Ticari davaların karmaşıklığı ve genellikle uluslararası boyutta olmaları nedeniyle, yetkili mahkeme konusu, davanın doğasına ve yerine göre dikkatlice değerlendirilmelidir. Bu nedenle, ticari davalarla ilgili hukuki konularda uzman bir avukatın danışmanlığı genellikle önemlidir.

Ticari dava şartı nedir?

Ticari dava açılmadan önce Hukuk Muhakemeleri Kanunu m.14’e göre genel dava şartları sağlanmasının yanı sıra 7155 sayılı Abonelik Sözleşmesinden Kaynaklanan Para Alacaklarına İlişkin Takibin Başlatılması Usulü Hakkında Kanunu 20. Maddesi ile  6102 sayılı Türk Ticaret Kanunu  5/A maddesine eklenen  dava şartı ile ticari uyuşmazlıklar bakımından Kanunun 4 üncü maddesinde ve diğer kanunlarda belirtilen ticari davalardan, konusu bir miktar paranın ödenmesi olan alacak ve tazminat talepleri  hakkında dava açılmadan önce tarafların arabulucuya başvurma şartı getirilmiştir.

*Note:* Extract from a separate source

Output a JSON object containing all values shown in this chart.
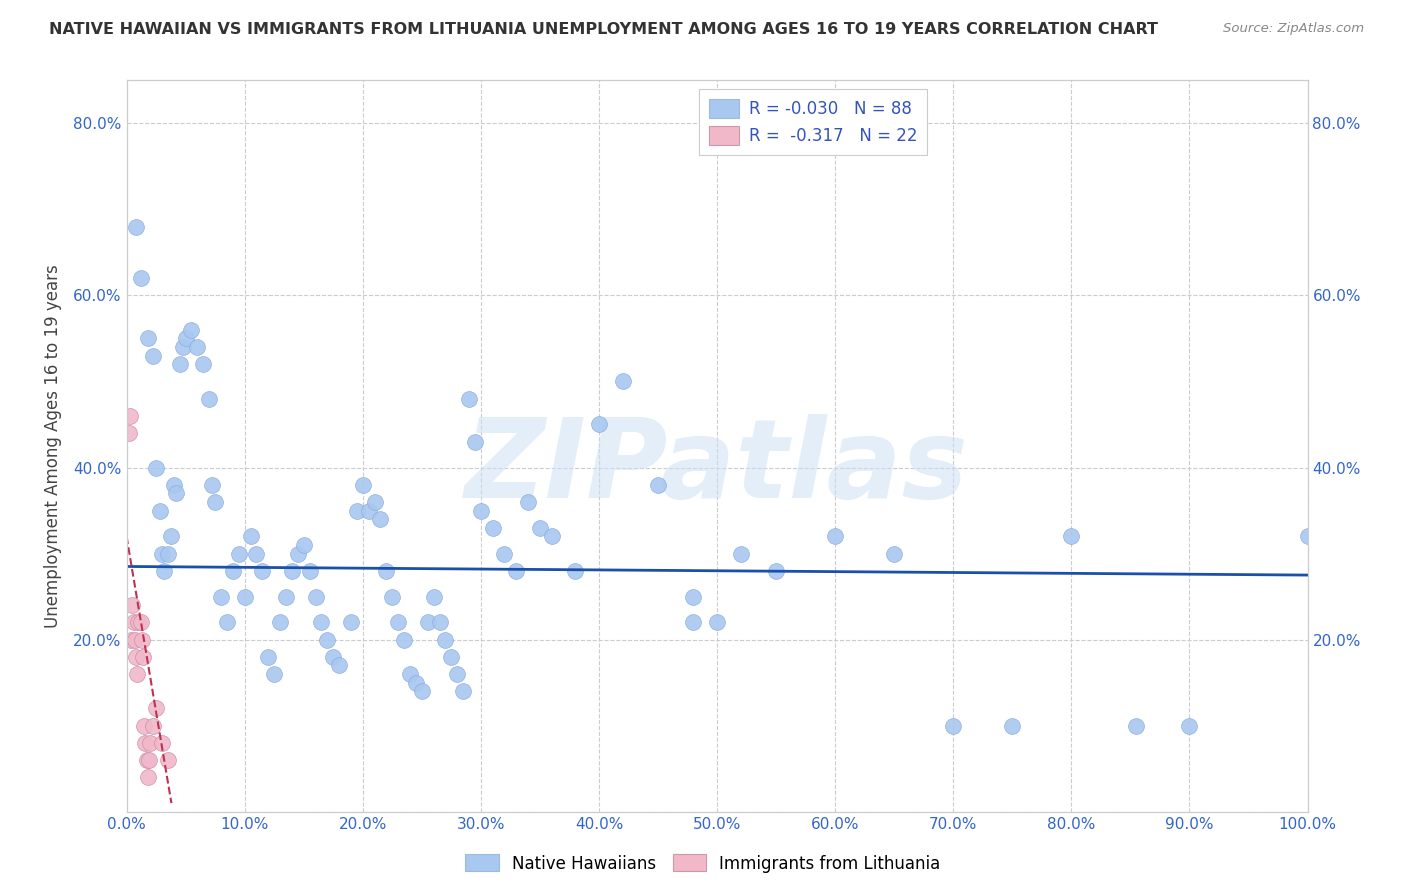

6102 sayılı Türk Ticaret Kanunu’na eklenen 5/A maddesi şu şekildedir:

“3. Dava şartı olarak arabuluculuk

MADDE 5/A- (1) Kanunun 4 üncü maddesinde ve diğer kanunlarda belirtilen ticari davalardan, konusu bir miktar paranın ödenmesi olan alacak ve tazminat talepleri hakkında dava açılmadan önce arabulucuya başvurulmuş olması dava şartıdır.

(2) Arabulucu, yapılan başvuruyu görevlendirildiği tarihten itibaren altı hafta içinde sonuçlandırır. Bu süre zorunlu hâllerde arabulucu tarafından en fazla iki hafta uzatılabilir.”